El BCRA no prorroga la suba de encajes y busca normalizar la situación financiera
El Banco Central de la República Argentina (BCRA) ha tomado la decisión de no extender la suba de encajes que había sido implementada de manera temporal en agosto del año pasado. Esta medida, que buscaba controlar la demanda de dólares en un contexto electoral, había sido prorrogada hasta fin de marzo de este año. Con esta nueva resolución, el BCRA espera dar un paso hacia la normalización de la política monetaria en el país.
El incremento de encajes, que llegó a cinco puntos porcentuales, fue una respuesta a la creciente volatilidad de las tasas de interés y la necesidad de contener la fuga de capitales. Sin embargo, esta medida resultó en una inmovilización de pesos sin precedentes en tres décadas, afectando el financiamiento al sector privado y provocando un aumento en la morosidad de los créditos. La decisión de dejar vencer este aumento de encajes tiene como objetivo reactivar el crédito en pesos, que había caído un 10% en términos reales en los últimos seis meses.
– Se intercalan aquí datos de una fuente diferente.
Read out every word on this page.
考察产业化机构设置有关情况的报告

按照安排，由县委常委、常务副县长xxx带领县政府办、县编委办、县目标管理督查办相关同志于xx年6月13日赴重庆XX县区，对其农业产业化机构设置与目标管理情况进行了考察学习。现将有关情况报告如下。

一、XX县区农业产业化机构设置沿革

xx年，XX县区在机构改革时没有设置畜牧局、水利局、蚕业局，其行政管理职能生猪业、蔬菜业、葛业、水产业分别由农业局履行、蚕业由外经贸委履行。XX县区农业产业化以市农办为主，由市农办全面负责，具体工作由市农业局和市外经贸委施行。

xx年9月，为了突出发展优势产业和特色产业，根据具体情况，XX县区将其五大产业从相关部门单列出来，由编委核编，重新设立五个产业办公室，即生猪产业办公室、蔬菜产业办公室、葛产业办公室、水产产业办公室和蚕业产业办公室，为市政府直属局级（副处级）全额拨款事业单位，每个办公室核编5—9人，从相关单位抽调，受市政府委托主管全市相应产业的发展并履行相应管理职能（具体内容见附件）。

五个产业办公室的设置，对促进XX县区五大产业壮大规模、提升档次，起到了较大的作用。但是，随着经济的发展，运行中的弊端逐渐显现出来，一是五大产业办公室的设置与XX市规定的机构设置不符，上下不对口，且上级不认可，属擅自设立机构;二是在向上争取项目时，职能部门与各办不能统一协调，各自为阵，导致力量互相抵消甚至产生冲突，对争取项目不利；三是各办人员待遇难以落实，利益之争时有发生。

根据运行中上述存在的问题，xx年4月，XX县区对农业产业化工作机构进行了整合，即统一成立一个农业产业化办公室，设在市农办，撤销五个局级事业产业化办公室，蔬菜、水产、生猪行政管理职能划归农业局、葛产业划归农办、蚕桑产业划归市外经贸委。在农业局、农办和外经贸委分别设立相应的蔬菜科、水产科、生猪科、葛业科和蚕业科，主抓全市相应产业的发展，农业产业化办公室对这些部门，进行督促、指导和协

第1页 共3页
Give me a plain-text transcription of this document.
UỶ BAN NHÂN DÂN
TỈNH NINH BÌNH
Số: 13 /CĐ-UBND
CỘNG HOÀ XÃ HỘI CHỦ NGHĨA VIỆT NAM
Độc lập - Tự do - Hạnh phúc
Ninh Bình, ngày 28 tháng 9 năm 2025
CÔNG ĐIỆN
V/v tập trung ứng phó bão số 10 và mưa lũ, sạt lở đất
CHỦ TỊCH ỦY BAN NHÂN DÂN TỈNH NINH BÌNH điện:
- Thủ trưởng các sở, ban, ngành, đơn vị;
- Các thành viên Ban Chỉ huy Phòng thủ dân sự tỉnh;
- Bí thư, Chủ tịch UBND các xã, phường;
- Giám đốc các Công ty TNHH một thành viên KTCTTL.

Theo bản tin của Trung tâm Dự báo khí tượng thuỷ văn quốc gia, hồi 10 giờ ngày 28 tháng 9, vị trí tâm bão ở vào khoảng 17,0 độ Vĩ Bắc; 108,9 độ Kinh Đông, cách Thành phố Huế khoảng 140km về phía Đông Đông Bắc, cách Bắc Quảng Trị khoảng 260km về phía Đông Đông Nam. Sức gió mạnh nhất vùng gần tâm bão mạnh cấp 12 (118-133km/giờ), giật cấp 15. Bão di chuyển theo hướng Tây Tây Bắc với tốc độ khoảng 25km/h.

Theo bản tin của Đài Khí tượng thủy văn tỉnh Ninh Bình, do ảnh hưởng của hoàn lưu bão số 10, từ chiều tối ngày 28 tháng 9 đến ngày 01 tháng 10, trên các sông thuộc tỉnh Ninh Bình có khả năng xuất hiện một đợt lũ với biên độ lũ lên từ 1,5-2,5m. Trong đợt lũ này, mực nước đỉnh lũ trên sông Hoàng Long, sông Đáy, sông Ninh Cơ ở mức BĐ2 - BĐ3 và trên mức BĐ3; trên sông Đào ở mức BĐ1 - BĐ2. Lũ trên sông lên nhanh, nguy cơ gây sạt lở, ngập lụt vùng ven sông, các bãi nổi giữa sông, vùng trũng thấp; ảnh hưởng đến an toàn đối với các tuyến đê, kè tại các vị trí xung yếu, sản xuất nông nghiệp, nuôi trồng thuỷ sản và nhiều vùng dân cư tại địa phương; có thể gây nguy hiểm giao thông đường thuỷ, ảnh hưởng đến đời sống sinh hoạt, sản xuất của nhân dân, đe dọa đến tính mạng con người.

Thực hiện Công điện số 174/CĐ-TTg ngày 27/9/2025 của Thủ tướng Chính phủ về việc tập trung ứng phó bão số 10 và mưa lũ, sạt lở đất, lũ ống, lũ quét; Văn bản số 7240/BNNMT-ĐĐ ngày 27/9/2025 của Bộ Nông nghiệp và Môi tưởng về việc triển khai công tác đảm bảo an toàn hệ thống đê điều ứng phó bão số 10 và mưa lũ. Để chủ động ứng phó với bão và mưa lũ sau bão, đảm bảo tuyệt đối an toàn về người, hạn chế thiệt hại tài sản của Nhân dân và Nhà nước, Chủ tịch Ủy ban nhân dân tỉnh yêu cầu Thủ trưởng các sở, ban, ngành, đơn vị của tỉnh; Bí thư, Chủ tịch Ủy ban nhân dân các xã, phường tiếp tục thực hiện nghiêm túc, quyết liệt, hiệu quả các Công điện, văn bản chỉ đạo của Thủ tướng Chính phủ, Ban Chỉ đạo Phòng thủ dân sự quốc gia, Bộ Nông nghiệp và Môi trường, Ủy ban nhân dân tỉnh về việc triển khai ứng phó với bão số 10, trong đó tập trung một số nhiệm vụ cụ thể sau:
Desde abril, la exigencia de encajes se ajustará al 45% para cuentas a la vista, lo que permitirá a los bancos utilizar una mayor proporción de los depósitos para otorgar préstamos. Esta flexibilización, aunque moderada, busca estimular la oferta de financiamiento en un contexto donde la economía local necesita urgentemente un impulso. Los analistas del mercado interpretan esta medida como un intento de consolidar la baja de tasas y mejorar la rentabilidad de las cuentas bancarias y los fondos comunes de inversión que dependen de los encajes.
A pesar de que el BCRA asegura que el impacto monetario de esta medida será neutro, la medida tiene implicaciones significativas para los bancos y los ahorristas. La reducción en los encajes podría llevar a una disminución en la rentabilidad de las cuentas a la vista, afectando a quienes buscan rendimientos en un contexto de alta inflación y tasas de interés volátiles. En este sentido, el BCRA se enfrenta al desafío de equilibrar la necesidad de reactivar el crédito sin desestabilizar la ya frágil situación financiera del país.